The proposal was discussed at length and agreed to in principle
during the convention.
The move would involve consolidating into one the activities of
the AVA, the state's Division of Tourism and the public-private
sector Alaska Tourism Marketing Council, which administers the
yearly marketing plan. In the past, the ATMC was funded largely by
the state with a substantial assist from the private sector. But
state funding for the ATMC effort has declined from $10 million in
1990 to just $5 million in the current fiscal year. Although the
industry has picked up some of the slack, mostly through direct
contributions, it has not yet developed a dependable formula to
guarantee continuing adequate funding.
With oil revenues down and the fishing and lumber industries in
a slump, the Legislature initiated a five-year program to cut $250
million from Alaska's expenditures, which will mean, according to
some prominent lawmakers, a further severe drop in tourism
spending. Alaska tourism interests hope that they can persuade the
state to maintain a modest level of funding, at least $4 million a
year, and that the TIAA will devise permanent money-raising
mechanisms to bring the state's total budget up to $10 million.
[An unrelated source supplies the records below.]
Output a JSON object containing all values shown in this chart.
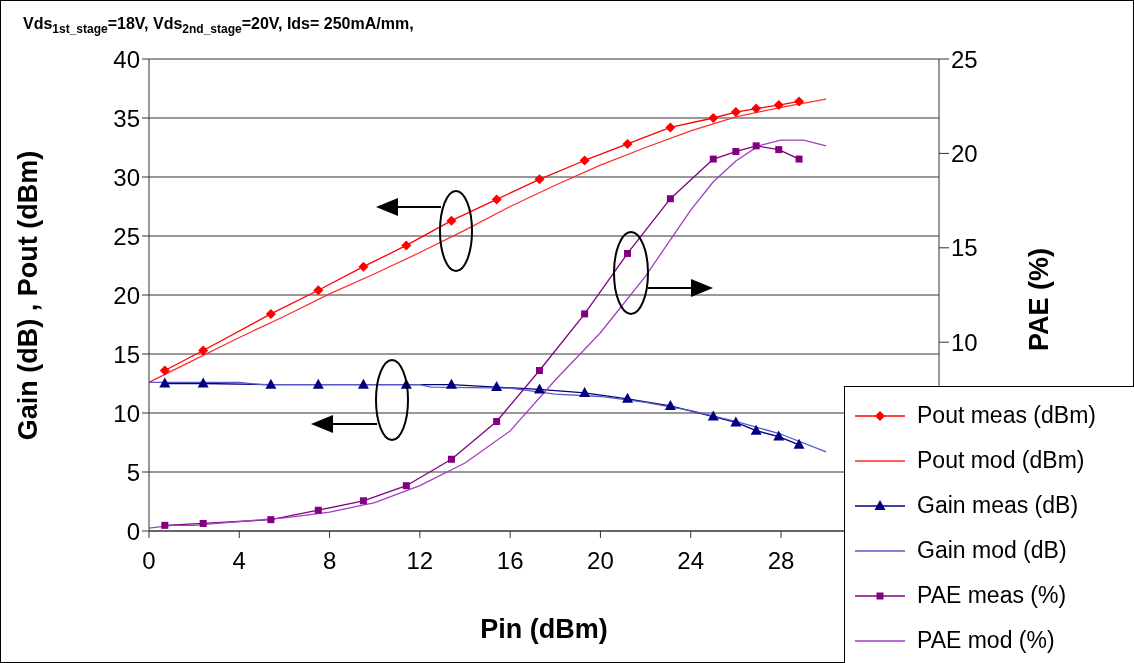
{
  "chart_data": {
    "type": "line",
    "title": "Vds$_{1st_stage}$=18V, Vds$_{2nd_stage}$=20V, Ids= 250mA/mm,",
    "xlabel": "Pin (dBm)",
    "ylabel": "Gain (dB) , Pout (dBm)",
    "y2label": "PAE (%)",
    "xlim": [
      0,
      35
    ],
    "xticks": [
      0,
      4,
      8,
      12,
      16,
      20,
      24,
      28
    ],
    "ylim": [
      0,
      40
    ],
    "yticks": [
      0,
      5,
      10,
      15,
      20,
      25,
      30,
      35,
      40
    ],
    "y2lim": [
      0,
      25
    ],
    "y2ticks": [
      10,
      15,
      20,
      25
    ],
    "grid": "y",
    "legend": "bottom right",
    "series": [
      {
        "name": "Pout meas (dBm)",
        "color": "#ff0000",
        "marker": "diamond",
        "x": [
          0.7,
          2.4,
          5.4,
          7.5,
          9.5,
          11.4,
          13.4,
          15.4,
          17.3,
          19.3,
          21.2,
          23.1,
          25.0,
          26.0,
          26.9,
          27.9,
          28.8
        ],
        "values": [
          13.6,
          15.3,
          18.4,
          20.4,
          22.4,
          24.2,
          26.3,
          28.1,
          29.8,
          31.4,
          32.8,
          34.2,
          35.0,
          35.5,
          35.8,
          36.1,
          36.4
        ]
      },
      {
        "name": "Pout mod (dBm)",
        "color": "#ff3030",
        "marker": "none",
        "x": [
          0,
          2,
          4,
          6,
          8,
          10,
          12,
          14,
          16,
          18,
          20,
          22,
          24,
          26,
          28,
          30
        ],
        "values": [
          12.6,
          14.5,
          16.4,
          18.2,
          20.1,
          21.8,
          23.6,
          25.5,
          27.5,
          29.3,
          31.0,
          32.5,
          33.9,
          35.1,
          35.9,
          36.6
        ]
      },
      {
        "name": "Gain meas (dB)",
        "color": "#000080",
        "marker": "triangle",
        "x": [
          0.7,
          2.4,
          5.4,
          7.5,
          9.5,
          11.4,
          13.4,
          15.4,
          17.3,
          19.3,
          21.2,
          23.1,
          25.0,
          26.0,
          26.9,
          27.9,
          28.8
        ],
        "values": [
          12.5,
          12.5,
          12.4,
          12.4,
          12.4,
          12.4,
          12.4,
          12.2,
          12.0,
          11.7,
          11.2,
          10.6,
          9.7,
          9.2,
          8.5,
          8.0,
          7.3
        ]
      },
      {
        "name": "Gain mod (dB)",
        "color": "#5858c8",
        "marker": "none",
        "x": [
          0,
          4,
          5,
          12,
          12.5,
          16,
          18,
          20,
          22,
          24,
          26,
          28,
          30
        ],
        "values": [
          12.6,
          12.6,
          12.4,
          12.4,
          12.2,
          12.1,
          11.6,
          11.4,
          10.9,
          10.2,
          9.3,
          8.2,
          6.7
        ]
      },
      {
        "name": "PAE meas (%)",
        "color": "#800080",
        "marker": "square",
        "axis": "y2",
        "x": [
          0.7,
          2.4,
          5.4,
          7.5,
          9.5,
          11.4,
          13.4,
          15.4,
          17.3,
          19.3,
          21.2,
          23.1,
          25.0,
          26.0,
          26.9,
          27.9,
          28.8
        ],
        "values": [
          0.3,
          0.4,
          0.6,
          1.1,
          1.6,
          2.4,
          3.8,
          5.8,
          8.5,
          11.5,
          14.7,
          17.6,
          19.7,
          20.1,
          20.4,
          20.2,
          19.7
        ]
      },
      {
        "name": "PAE mod (%)",
        "color": "#a040c0",
        "marker": "none",
        "axis": "y2",
        "x": [
          0,
          1,
          2,
          3,
          4,
          6,
          8,
          10,
          12,
          14,
          16,
          18,
          20,
          22,
          24,
          25,
          26,
          27,
          28,
          29,
          30
        ],
        "values": [
          0.15,
          0.3,
          0.3,
          0.4,
          0.5,
          0.7,
          1.0,
          1.5,
          2.4,
          3.6,
          5.3,
          8.0,
          10.5,
          13.5,
          17.0,
          18.5,
          19.6,
          20.4,
          20.7,
          20.7,
          20.4
        ]
      }
    ]
  }
}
Members at the convention were asked to contribute their ideas
for presentation at the next legislative session in January. In the
white paper, the directors of AVA noted that whatever new plan is
devised would be "painful" for the private sector. The cruise
lines, it said, would be expected to contribute about $2 million a
year and destination marketing organizations a similar amount. The
remainder would come from sales of memberships, convention
sponsorships and "pay-to-play" programs, under which TIAA members
would be allowed to buy advertising in the state vacation planner,
to participate in trade shows and to buy mailing labels.
Directors of the AVA believes that the final, tourism
promotion-sustaining formula might not be in place until 2000,
hence the white paper's title: "The New Millennium Plan."